The Synthesis of Knowledge

Accordingly, it is clear that knowledge is formed by a synthesis of two components: experience and a priori, transcendental conditions. This is known as a synthesis that unifies the Kantian empiricist and rationalist currents to determine the two components of knowledge, as in Kant’s words, “thoughts without content are empty, intuitions without concepts are blind.”

Thus the origin of knowledge is experience, which belongs to the level of sensitivity. But experience is not conceived as the empiricists did, but also as a synthesis of two elements. On one side are sensitive data that come from the outside world and that we grasp through the senses. On the other hand, we found a priori conditions of sensibility, which are space and time.

Space and Time

These conditions are imposed immediately by the knowing subject, and what they do is order the chaotic set of data that come through the senses, so that it would be impossible for the subject to capture such data without placing them in space-time coordinates.
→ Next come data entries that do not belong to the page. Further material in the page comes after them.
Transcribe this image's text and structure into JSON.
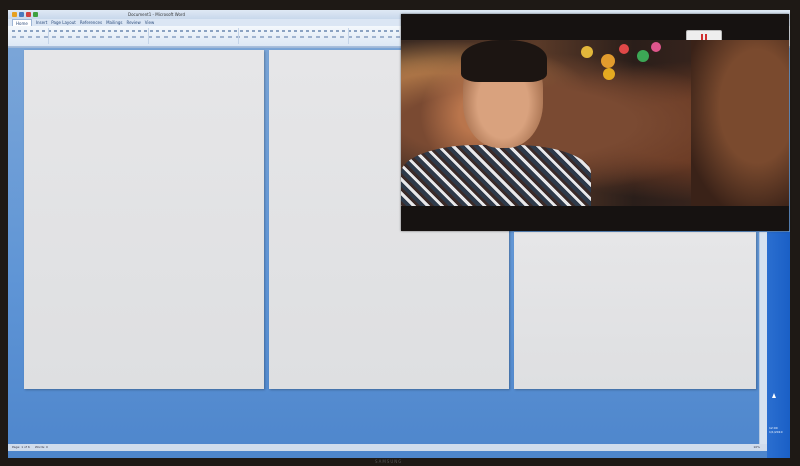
{
  "app": {
    "title": "Document1 - Microsoft Word",
    "tabs": [
      "Home",
      "Insert",
      "Page Layout",
      "References",
      "Mailings",
      "Review",
      "View"
    ],
    "active_tab": "Home"
  },
  "ribbon": {
    "groups": [
      "Clipboard",
      "Font",
      "Paragraph",
      "Styles",
      "Editing"
    ]
  },
  "document": {
    "page_count_visible": 6
  },
  "statusbar": {
    "page": "Page: 1 of 6",
    "words": "Words: 0",
    "zoom": "10%"
  },
  "video": {
    "pause_label": "Pause"
  },
  "taskbar": {
    "time": "12:00",
    "date": "1/1/2010"
  },
  "monitor": {
    "brand": "SAMSUNG"
  },
  "colors": {
    "desktop": "#5f95d6",
    "ribbon": "#dde8f5",
    "taskbar": "#1a5fc6",
    "pause_icon": "#d03030"
  }
}
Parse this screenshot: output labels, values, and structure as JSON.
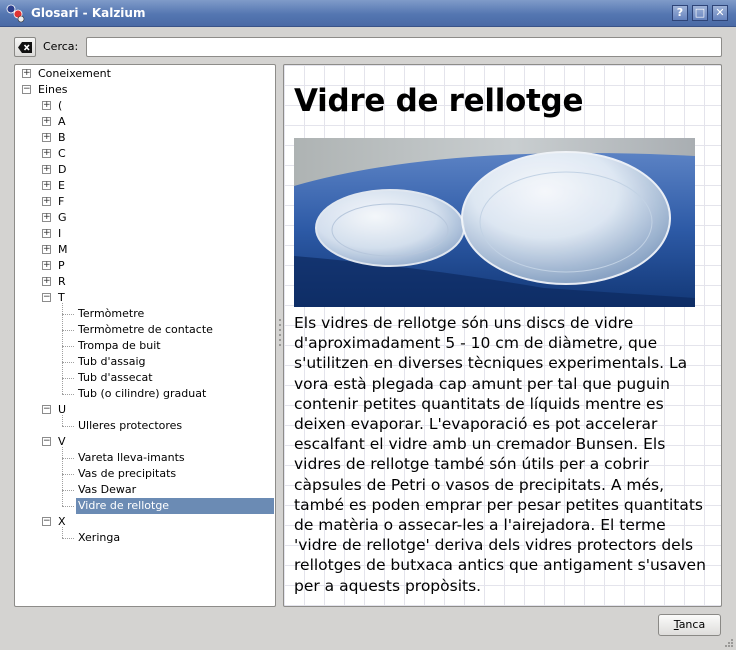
{
  "window": {
    "title": "Glosari - Kalzium",
    "buttons": {
      "help": "?",
      "maximize": "□",
      "close": "✕"
    }
  },
  "search": {
    "label": "Cerca:",
    "value": "",
    "placeholder": ""
  },
  "tree": {
    "root_items": [
      {
        "label": "Coneixement",
        "expanded": false
      },
      {
        "label": "Eines",
        "expanded": true
      }
    ],
    "groups": [
      {
        "label": "(",
        "expanded": false
      },
      {
        "label": "A",
        "expanded": false
      },
      {
        "label": "B",
        "expanded": false
      },
      {
        "label": "C",
        "expanded": false
      },
      {
        "label": "D",
        "expanded": false
      },
      {
        "label": "E",
        "expanded": false
      },
      {
        "label": "F",
        "expanded": false
      },
      {
        "label": "G",
        "expanded": false
      },
      {
        "label": "I",
        "expanded": false
      },
      {
        "label": "M",
        "expanded": false
      },
      {
        "label": "P",
        "expanded": false
      },
      {
        "label": "R",
        "expanded": false
      },
      {
        "label": "T",
        "expanded": true,
        "children": [
          "Termòmetre",
          "Termòmetre de contacte",
          "Trompa de buit",
          "Tub d'assaig",
          "Tub d'assecat",
          "Tub (o cilindre) graduat"
        ]
      },
      {
        "label": "U",
        "expanded": true,
        "children": [
          "Ulleres protectores"
        ]
      },
      {
        "label": "V",
        "expanded": true,
        "children": [
          "Vareta lleva-imants",
          "Vas de precipitats",
          "Vas Dewar",
          "Vidre de rellotge"
        ]
      },
      {
        "label": "X",
        "expanded": true,
        "children": [
          "Xeringa"
        ]
      }
    ],
    "selected": "Vidre de rellotge"
  },
  "article": {
    "title": "Vidre de rellotge",
    "body": "Els vidres de rellotge són uns discs de vidre d'aproximadament 5 - 10 cm de diàmetre, que s'utilitzen en diverses tècniques experimentals. La vora està plegada cap amunt per tal que puguin contenir petites quantitats de líquids mentre es deixen evaporar. L'evaporació es pot accelerar escalfant el vidre amb un cremador Bunsen. Els vidres de rellotge també són útils per a cobrir càpsules de Petri o vasos de precipitats. A més, també es poden emprar per pesar petites quantitats de matèria o assecar-les a l'airejadora. El terme 'vidre de rellotge' deriva dels vidres protectors dels rellotges de butxaca antics que antigament s'usaven per a aquests propòsits."
  },
  "footer": {
    "close_label": "Tanca"
  },
  "colors": {
    "titlebar": "#5476b1",
    "selection": "#6b8bb4",
    "window_bg": "#d4d3d1"
  }
}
These two elements are building what Kant called the phenomenon, which is what we can get to know of reality, versus what we will never know by the very nature of our way of knowledge: the noumenon.
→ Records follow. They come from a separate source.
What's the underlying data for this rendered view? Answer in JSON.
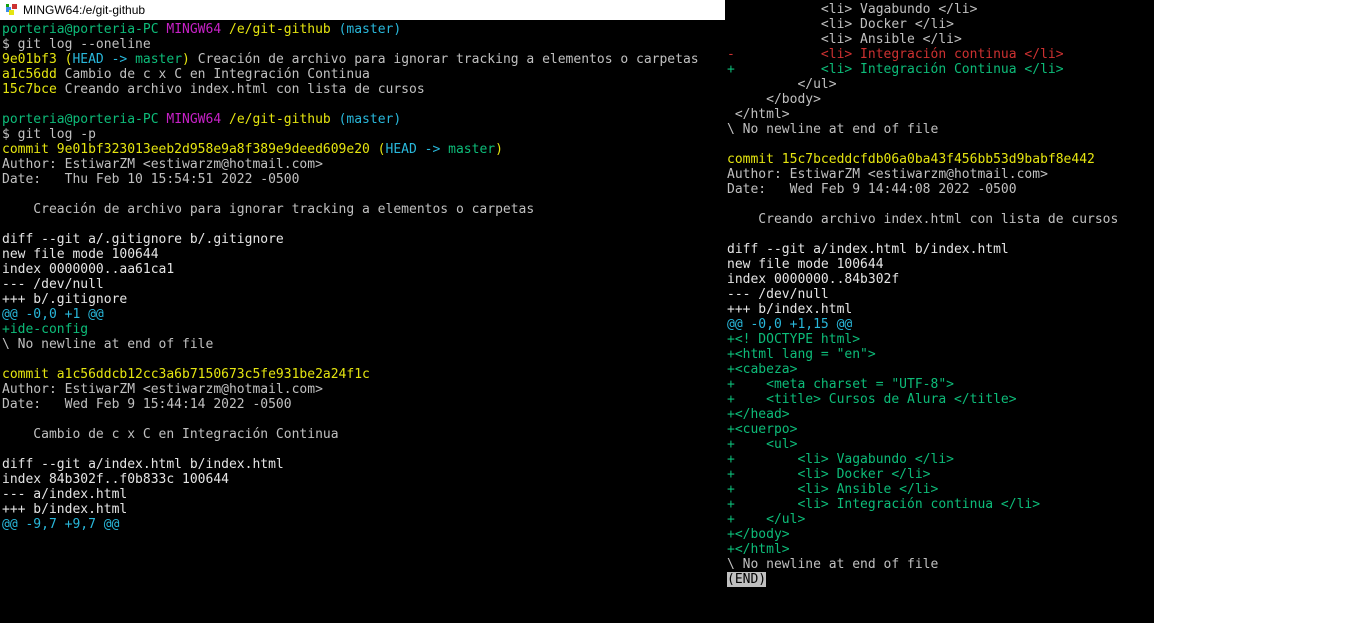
{
  "titleBar": {
    "text": "MINGW64:/e/git-github"
  },
  "leftPrompt1": {
    "user": "porteria@porteria-PC",
    "sys": "MINGW64",
    "path": "/e/git-github",
    "branch": "(master)"
  },
  "leftCmd1": "$ git log --oneline",
  "leftOneline": {
    "l1hash": "9e01bf3",
    "l1branch": "(",
    "l1head": "HEAD -> ",
    "l1master": "master",
    "l1close": ")",
    "l1msg": " Creación de archivo para ignorar tracking a elementos o carpetas",
    "l2hash": "a1c56dd",
    "l2msg": " Cambio de c x C en Integración Continua",
    "l3hash": "15c7bce",
    "l3msg": " Creando archivo index.html con lista de cursos"
  },
  "leftPrompt2": {
    "user": "porteria@porteria-PC",
    "sys": "MINGW64",
    "path": "/e/git-github",
    "branch": "(master)"
  },
  "leftCmd2": "$ git log -p",
  "commit1": {
    "line": "commit 9e01bf323013eeb2d958e9a8f389e9deed609e20 (",
    "head": "HEAD -> ",
    "master": "master",
    "close": ")",
    "author": "Author: EstiwarZM <estiwarzm@hotmail.com>",
    "date": "Date:   Thu Feb 10 15:54:51 2022 -0500",
    "msg": "    Creación de archivo para ignorar tracking a elementos o carpetas"
  },
  "diff1": {
    "header": "diff --git a/.gitignore b/.gitignore",
    "newfile": "new file mode 100644",
    "index": "index 0000000..aa61ca1",
    "minus": "--- /dev/null",
    "plus": "+++ b/.gitignore",
    "hunk": "@@ -0,0 +1 @@",
    "add1": "+ide-config",
    "nonewline": "\\ No newline at end of file"
  },
  "commit2": {
    "line": "commit a1c56ddcb12cc3a6b7150673c5fe931be2a24f1c",
    "author": "Author: EstiwarZM <estiwarzm@hotmail.com>",
    "date": "Date:   Wed Feb 9 15:44:14 2022 -0500",
    "msg": "    Cambio de c x C en Integración Continua"
  },
  "diff2": {
    "header": "diff --git a/index.html b/index.html",
    "index": "index 84b302f..f0b833c 100644",
    "minus": "--- a/index.html",
    "plus": "+++ b/index.html",
    "hunk": "@@ -9,7 +9,7 @@"
  },
  "right": {
    "l1": "            <li> Vagabundo </li>",
    "l2": "            <li> Docker </li>",
    "l3": "            <li> Ansible </li>",
    "del": "-           <li> Integración continua </li>",
    "add": "+           <li> Integración Continua </li>",
    "l4": "         </ul>",
    "l5": "     </body>",
    "l6": " </html>",
    "nonewline1": "\\ No newline at end of file"
  },
  "commit3": {
    "line": "commit 15c7bceddcfdb06a0ba43f456bb53d9babf8e442",
    "author": "Author: EstiwarZM <estiwarzm@hotmail.com>",
    "date": "Date:   Wed Feb 9 14:44:08 2022 -0500",
    "msg": "    Creando archivo index.html con lista de cursos"
  },
  "diff3": {
    "header": "diff --git a/index.html b/index.html",
    "newfile": "new file mode 100644",
    "index": "index 0000000..84b302f",
    "minus": "--- /dev/null",
    "plus": "+++ b/index.html",
    "hunk": "@@ -0,0 +1,15 @@",
    "a1": "+<! DOCTYPE html>",
    "a2": "+<html lang = \"en\">",
    "a3": "+<cabeza>",
    "a4": "+    <meta charset = \"UTF-8\">",
    "a5": "+    <title> Cursos de Alura </title>",
    "a6": "+</head>",
    "a7": "+<cuerpo>",
    "a8": "+    <ul>",
    "a9": "+        <li> Vagabundo </li>",
    "a10": "+        <li> Docker </li>",
    "a11": "+        <li> Ansible </li>",
    "a12": "+        <li> Integración continua </li>",
    "a13": "+    </ul>",
    "a14": "+</body>",
    "a15": "+</html>",
    "nonewline": "\\ No newline at end of file"
  },
  "end": "(END)"
}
Understanding and Categories

However, as noted, experience is necessary but not sufficient, so we must move to the next stage of our process of knowing: understanding. This level receives the phenomenon that comes from experience and, in the same way as in experience, the subject brings a priori conditions. In this case, the a priori conditions are the twelve categories in which concepts are ranked that allow us to understand what comes from experience. This division into twelve categories corresponds to the twelve kinds of judgments that Kant distinguishes, as judgments are nothing but relations between concepts. So it is with these a priori conditions that the subject brings from which the necessity and universality of science and characteristics of all knowledge derive.

The Copernican Revolution

With this, the German philosopher manages to overcome the consequences of Hume’s critique of causality, which was none other than the impossibility of universal and necessary knowledge, as these features are not found in experience, which is particular and contingent. Kant made the turn, and passing the imposition of the conditions of knowledge from the object to the transcendental subject is what is known as the Copernican revolution and was an important step in the philosophy of the time.
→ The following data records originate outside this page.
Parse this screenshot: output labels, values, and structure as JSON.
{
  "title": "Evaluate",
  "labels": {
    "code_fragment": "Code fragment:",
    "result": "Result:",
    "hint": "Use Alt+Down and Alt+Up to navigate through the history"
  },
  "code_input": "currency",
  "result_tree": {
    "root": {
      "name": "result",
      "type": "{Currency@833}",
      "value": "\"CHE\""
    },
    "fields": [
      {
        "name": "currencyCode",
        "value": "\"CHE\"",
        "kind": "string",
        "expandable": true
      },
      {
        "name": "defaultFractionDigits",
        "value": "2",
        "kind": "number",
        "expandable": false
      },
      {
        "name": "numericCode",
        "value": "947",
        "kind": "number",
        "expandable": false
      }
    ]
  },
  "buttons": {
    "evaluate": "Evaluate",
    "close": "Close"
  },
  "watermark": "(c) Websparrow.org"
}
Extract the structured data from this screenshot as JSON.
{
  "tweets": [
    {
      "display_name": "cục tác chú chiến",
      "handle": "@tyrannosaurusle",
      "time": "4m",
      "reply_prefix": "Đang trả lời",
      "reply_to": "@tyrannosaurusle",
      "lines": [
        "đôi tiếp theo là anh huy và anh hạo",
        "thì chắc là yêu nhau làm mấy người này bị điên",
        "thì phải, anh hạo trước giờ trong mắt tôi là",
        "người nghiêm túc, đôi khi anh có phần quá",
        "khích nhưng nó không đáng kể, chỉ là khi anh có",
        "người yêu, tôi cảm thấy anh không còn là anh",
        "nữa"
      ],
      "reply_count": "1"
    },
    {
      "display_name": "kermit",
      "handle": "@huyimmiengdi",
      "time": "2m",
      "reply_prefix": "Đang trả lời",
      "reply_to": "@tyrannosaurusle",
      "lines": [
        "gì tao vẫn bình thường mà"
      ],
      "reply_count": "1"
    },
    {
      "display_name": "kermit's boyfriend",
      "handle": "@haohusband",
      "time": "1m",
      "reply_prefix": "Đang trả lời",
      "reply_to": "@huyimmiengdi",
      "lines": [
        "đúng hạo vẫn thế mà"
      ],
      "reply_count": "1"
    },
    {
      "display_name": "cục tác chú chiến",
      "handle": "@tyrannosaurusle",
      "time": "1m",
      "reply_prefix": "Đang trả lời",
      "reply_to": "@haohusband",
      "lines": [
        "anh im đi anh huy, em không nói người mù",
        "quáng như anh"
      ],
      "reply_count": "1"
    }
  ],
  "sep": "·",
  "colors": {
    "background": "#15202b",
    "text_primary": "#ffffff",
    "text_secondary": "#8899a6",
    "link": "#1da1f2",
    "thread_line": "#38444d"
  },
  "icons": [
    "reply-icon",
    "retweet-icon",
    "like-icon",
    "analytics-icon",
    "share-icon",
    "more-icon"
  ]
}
Metaphysics: Not a Science

Once certain conditions that all science meets are established, it only remains to compare them with metaphysics in order to verify whether it complies and is a science, or if instead it does not and cannot be considered as such. The answer is clearly negative: metaphysics is not a science. However, this does not mean that metaphysics is no longer important, but simply that it will need to devote itself to other pursuits. Kant entrusted it with the task of dealing with the transcendent world of moral values and issues that naturally arise in humans—recalling the meaning of metaphysics as a natural disposition—beyond all experience.

It is, therefore, in the field of practical philosophy, in the arena of pure reason, that it deals with what things are in themselves, noumena, of which no knowledge can be obtained, but it is possible to think of them. And although reason knows that it cannot know them, it will incur over and over again in an effort to generalize, in the transcendental illusion that will make it believe it can answer these questions, and it will be inevitable, as it is a natural disposition of being human.

Conclusion

In conclusion, Kant responds to the claim of metaphysics as a science with a flat refusal, reminding reason of the need to set its own limits, without seeking to gain knowledge outside of experience, as well as to critique itself. So with his transcendental idealism and the important role of the subject in the active process of knowledge, Kant set a precedent for philosophy, which must abandon attempts to get to know reality itself.